CSGO have 40 fps more avg.
I definitely don't see the 10850K mentioned often, and there's probably a few reasons for it. Most people aren't looking above 6 to 8 core CPUs since there's little reason for it for most people, so these CPUs are literally priced above where most people are even looking, and those who do, they usually seem to focus more on the Ryzen 9s (especially the 16 core variants), though the 10900K in particular has been a strong alternative consideration as of late. The 10900K was simply the flagship model that gets all the attention over the lesser 10850K. In a similar fashion, the non-K models aren't always awful considerations either, but they tend to always get glossed over.
The last time I think I saw the 10850K mentioned on this forum, and this was some time back, it was in a negative light. I think it was basically something to the extent of "who would buy a flawed 10900K instead of the actual 10900K" or something, but I don't remember it clearly.

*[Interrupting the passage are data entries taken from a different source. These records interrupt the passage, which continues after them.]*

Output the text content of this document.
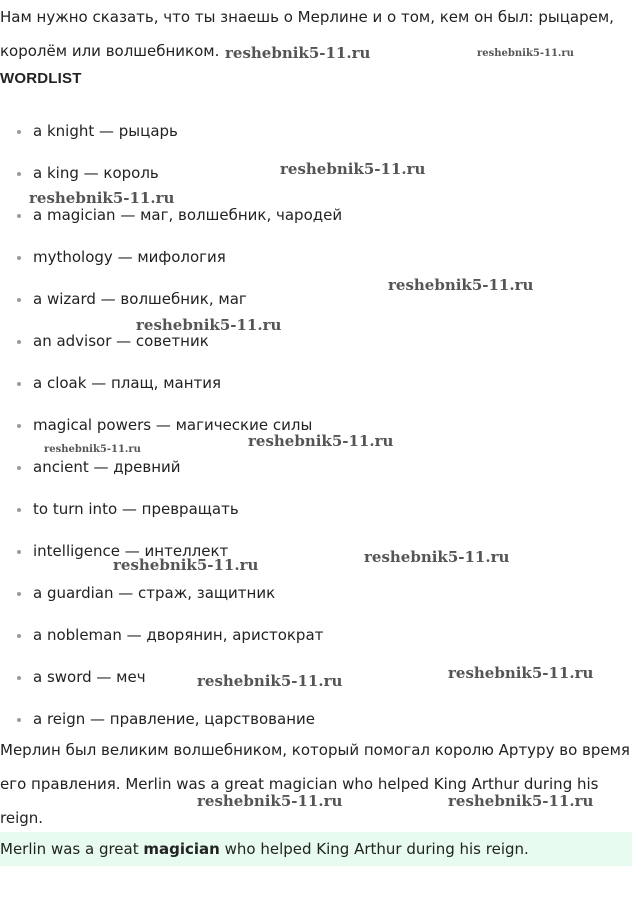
Нам нужно сказать, что ты знаешь о Мерлине и о том, кем он был: рыцарем, королём или волшебником.

WORDLIST
a knight — рыцарь
a king — король
a magician — маг, волшебник, чародей
mythology — мифология
a wizard — волшебник, маг
an advisor — советник
a cloak — плащ, мантия
magical powers — магические силы
ancient — древний
to turn into — превращать
intelligence — интеллект
a guardian — страж, защитник
a nobleman — дворянин, аристократ
a sword — меч
a reign — правление, царствование

Мерлин был великим волшебником, который помогал королю Артуру во время его правления. Merlin was a great magician who helped King Arthur during his reign.

Merlin was a great magician who helped King Arthur during his reign.
reshebnik5-11.ru	reshebnik5-11.ru
reshebnik5-11.ru
reshebnik5-11.ru
reshebnik5-11.ru
reshebnik5-11.ru
reshebnik5-11.ru	reshebnik5-11.ru
reshebnik5-11.ru
reshebnik5-11.ru
reshebnik5-11.ru
reshebnik5-11.ru
reshebnik5-11.ru	reshebnik5-11.ru
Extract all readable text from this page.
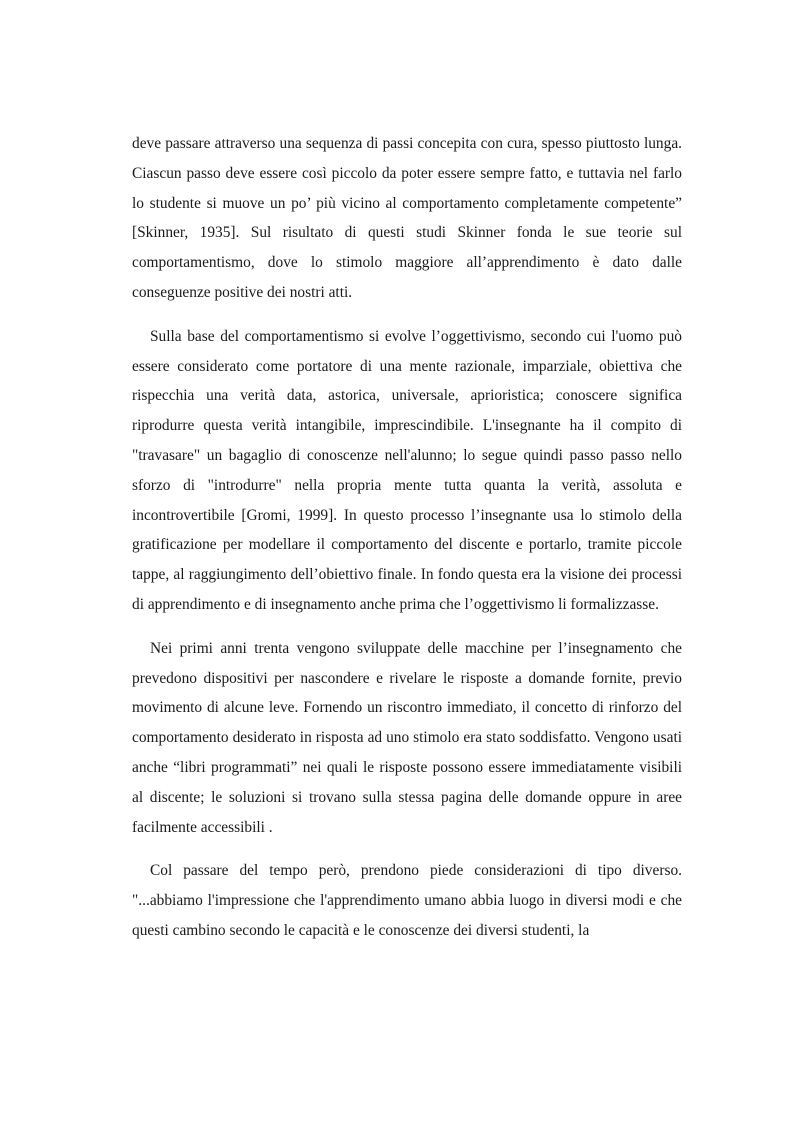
deve passare attraverso una sequenza di passi concepita con cura, spesso piuttosto lunga. Ciascun passo deve essere così piccolo da poter essere sempre fatto, e tuttavia nel farlo lo studente si muove un po’ più vicino al comportamento completamente competente” [Skinner, 1935]. Sul risultato di questi studi Skinner fonda le sue teorie sul comportamentismo, dove lo stimolo maggiore all’apprendimento è dato dalle conseguenze positive dei nostri atti.

Sulla base del comportamentismo si evolve l’oggettivismo, secondo cui l'uomo può essere considerato come portatore di una mente razionale, imparziale, obiettiva che rispecchia una verità data, astorica, universale, aprioristica; conoscere significa riprodurre questa verità intangibile, imprescindibile. L'insegnante ha il compito di "travasare" un bagaglio di conoscenze nell'alunno; lo segue quindi passo passo nello sforzo di "introdurre" nella propria mente tutta quanta la verità, assoluta e incontrovertibile [Gromi, 1999]. In questo processo l’insegnante usa lo stimolo della gratificazione per modellare il comportamento del discente e portarlo, tramite piccole tappe, al raggiungimento dell’obiettivo finale. In fondo questa era la visione dei processi di apprendimento e di insegnamento anche prima che l’oggettivismo li formalizzasse.

Nei primi anni trenta vengono sviluppate delle macchine per l’insegnamento che prevedono dispositivi per nascondere e rivelare le risposte a domande fornite, previo movimento di alcune leve. Fornendo un riscontro immediato, il concetto di rinforzo del comportamento desiderato in risposta ad uno stimolo era stato soddisfatto. Vengono usati anche “libri programmati” nei quali le risposte possono essere immediatamente visibili al discente; le soluzioni si trovano sulla stessa pagina delle domande oppure in aree facilmente accessibili .

Col passare del tempo però, prendono piede considerazioni di tipo diverso. "...abbiamo l'impressione che l'apprendimento umano abbia luogo in diversi modi e che questi cambino secondo le capacità e le conoscenze dei diversi studenti, la
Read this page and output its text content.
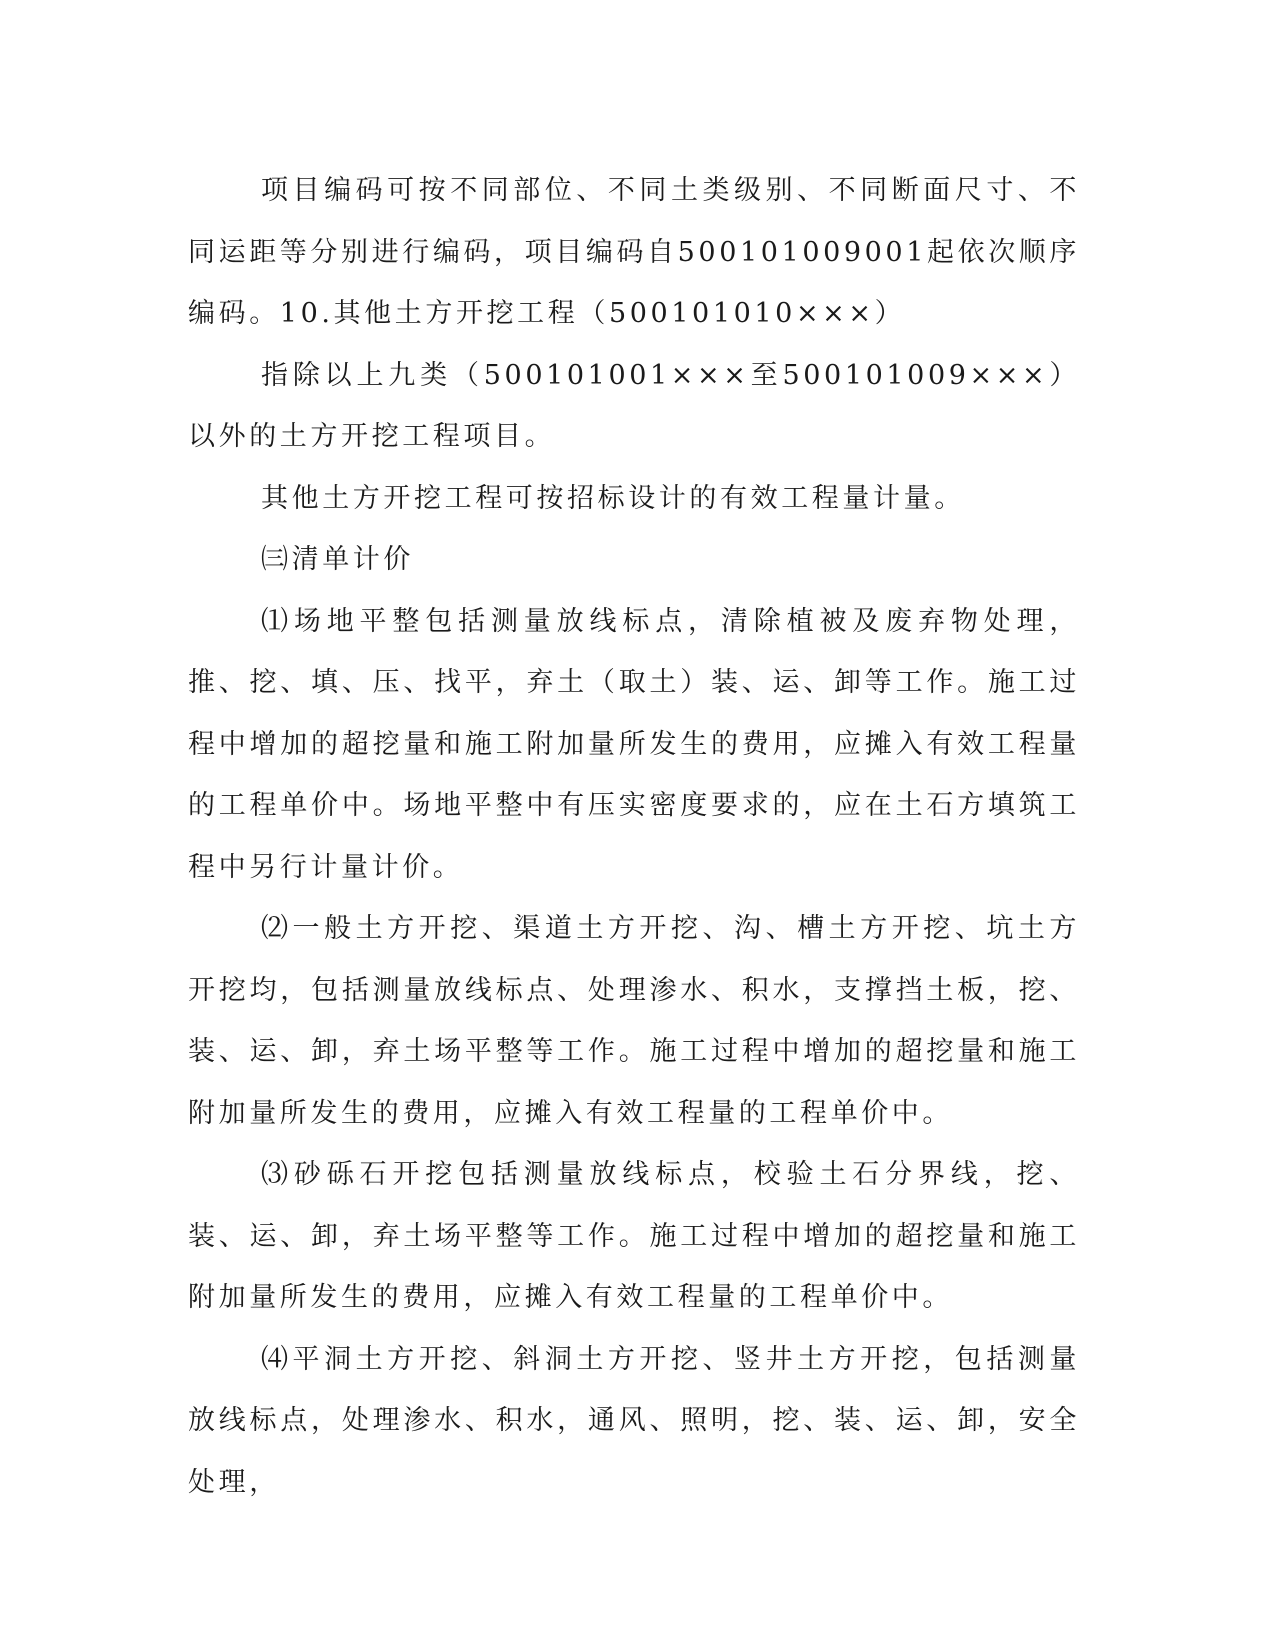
项目编码可按不同部位、不同土类级别、不同断面尺寸、不同运距等分别进行编码，项目编码自500101009001起依次顺序编码。10.其他土方开挖工程（500101010×××）

指除以上九类（500101001×××至500101009×××）以外的土方开挖工程项目。

其他土方开挖工程可按招标设计的有效工程量计量。

㈢清单计价

⑴场地平整包括测量放线标点，清除植被及废弃物处理，推、挖、填、压、找平，弃土（取土）装、运、卸等工作。施工过程中增加的超挖量和施工附加量所发生的费用，应摊入有效工程量的工程单价中。场地平整中有压实密度要求的，应在土石方填筑工程中另行计量计价。

⑵一般土方开挖、渠道土方开挖、沟、槽土方开挖、坑土方开挖均，包括测量放线标点、处理渗水、积水，支撑挡土板，挖、装、运、卸，弃土场平整等工作。施工过程中增加的超挖量和施工附加量所发生的费用，应摊入有效工程量的工程单价中。

⑶砂砾石开挖包括测量放线标点，校验土石分界线，挖、装、运、卸，弃土场平整等工作。施工过程中增加的超挖量和施工附加量所发生的费用，应摊入有效工程量的工程单价中。

⑷平洞土方开挖、斜洞土方开挖、竖井土方开挖，包括测量放线标点，处理渗水、积水，通风、照明，挖、装、运、卸，安全处理，
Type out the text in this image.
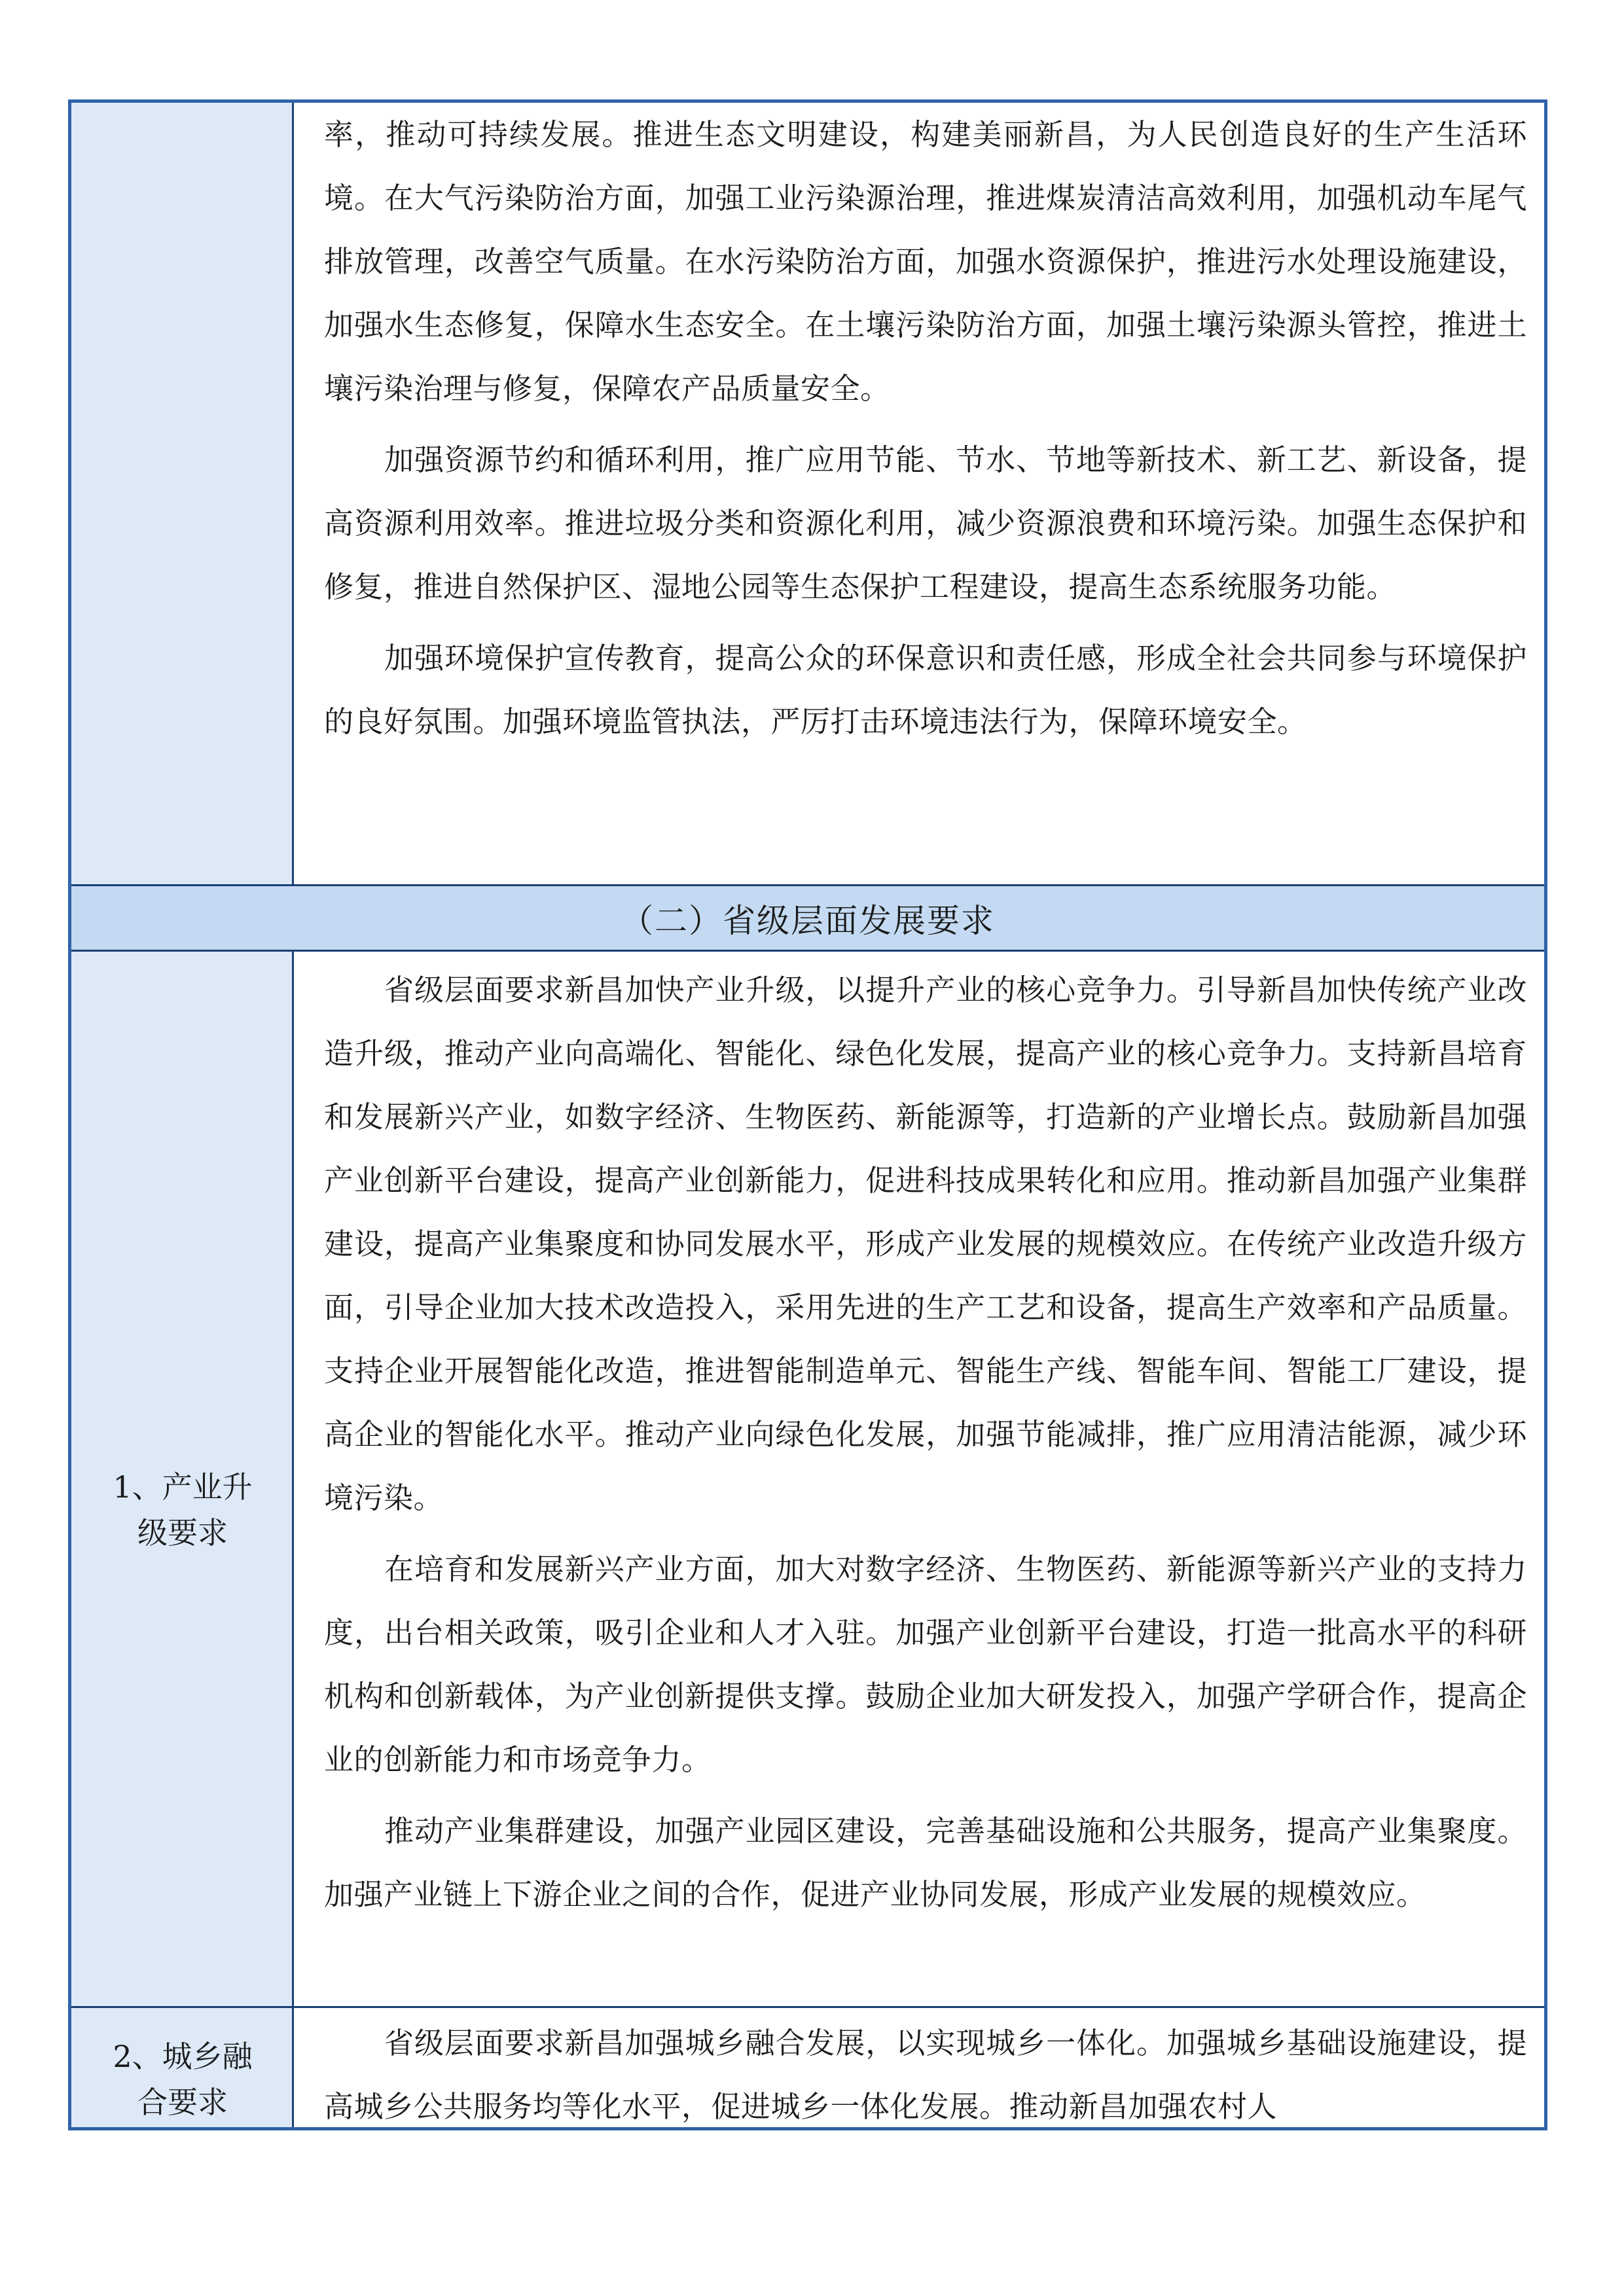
率，推动可持续发展。推进生态文明建设，构建美丽新昌，为人民创造良好的生产生活环境。在大气污染防治方面，加强工业污染源治理，推进煤炭清洁高效利用，加强机动车尾气排放管理，改善空气质量。在水污染防治方面，加强水资源保护，推进污水处理设施建设，加强水生态修复，保障水生态安全。在土壤污染防治方面，加强土壤污染源头管控，推进土壤污染治理与修复，保障农产品质量安全。

加强资源节约和循环利用，推广应用节能、节水、节地等新技术、新工艺、新设备，提高资源利用效率。推进垃圾分类和资源化利用，减少资源浪费和环境污染。加强生态保护和修复，推进自然保护区、湿地公园等生态保护工程建设，提高生态系统服务功能。

加强环境保护宣传教育，提高公众的环保意识和责任感，形成全社会共同参与环境保护的良好氛围。加强环境监管执法，严厉打击环境违法行为，保障环境安全。

（二）省级层面发展要求
1、产业升
级要求

省级层面要求新昌加快产业升级，以提升产业的核心竞争力。引导新昌加快传统产业改造升级，推动产业向高端化、智能化、绿色化发展，提高产业的核心竞争力。支持新昌培育和发展新兴产业，如数字经济、生物医药、新能源等，打造新的产业增长点。鼓励新昌加强产业创新平台建设，提高产业创新能力，促进科技成果转化和应用。推动新昌加强产业集群建设，提高产业集聚度和协同发展水平，形成产业发展的规模效应。在传统产业改造升级方面，引导企业加大技术改造投入，采用先进的生产工艺和设备，提高生产效率和产品质量。支持企业开展智能化改造，推进智能制造单元、智能生产线、智能车间、智能工厂建设，提高企业的智能化水平。推动产业向绿色化发展，加强节能减排，推广应用清洁能源，减少环境污染。

在培育和发展新兴产业方面，加大对数字经济、生物医药、新能源等新兴产业的支持力度，出台相关政策，吸引企业和人才入驻。加强产业创新平台建设，打造一批高水平的科研机构和创新载体，为产业创新提供支撑。鼓励企业加大研发投入，加强产学研合作，提高企业的创新能力和市场竞争力。

推动产业集群建设，加强产业园区建设，完善基础设施和公共服务，提高产业集聚度。加强产业链上下游企业之间的合作，促进产业协同发展，形成产业发展的规模效应。

2、城乡融
合要求

省级层面要求新昌加强城乡融合发展，以实现城乡一体化。加强城乡基础设施建设，提高城乡公共服务均等化水平，促进城乡一体化发展。推动新昌加强农村人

Best you can do is keep saying what you think is good and then eventually people will notice more. And then, by then... change has occurred and it has to start all over, haha.
It's not that simple.
5900/5950 will perform worse in games compared to 5800X. Simple because 5900/5950 are designed totally different then the other cpus within that series. They are meant for heavy workload pcs, rendering, video editing... not gaming.
It be like buying ThreadRipper with the thinking it will run games better. Not true at all.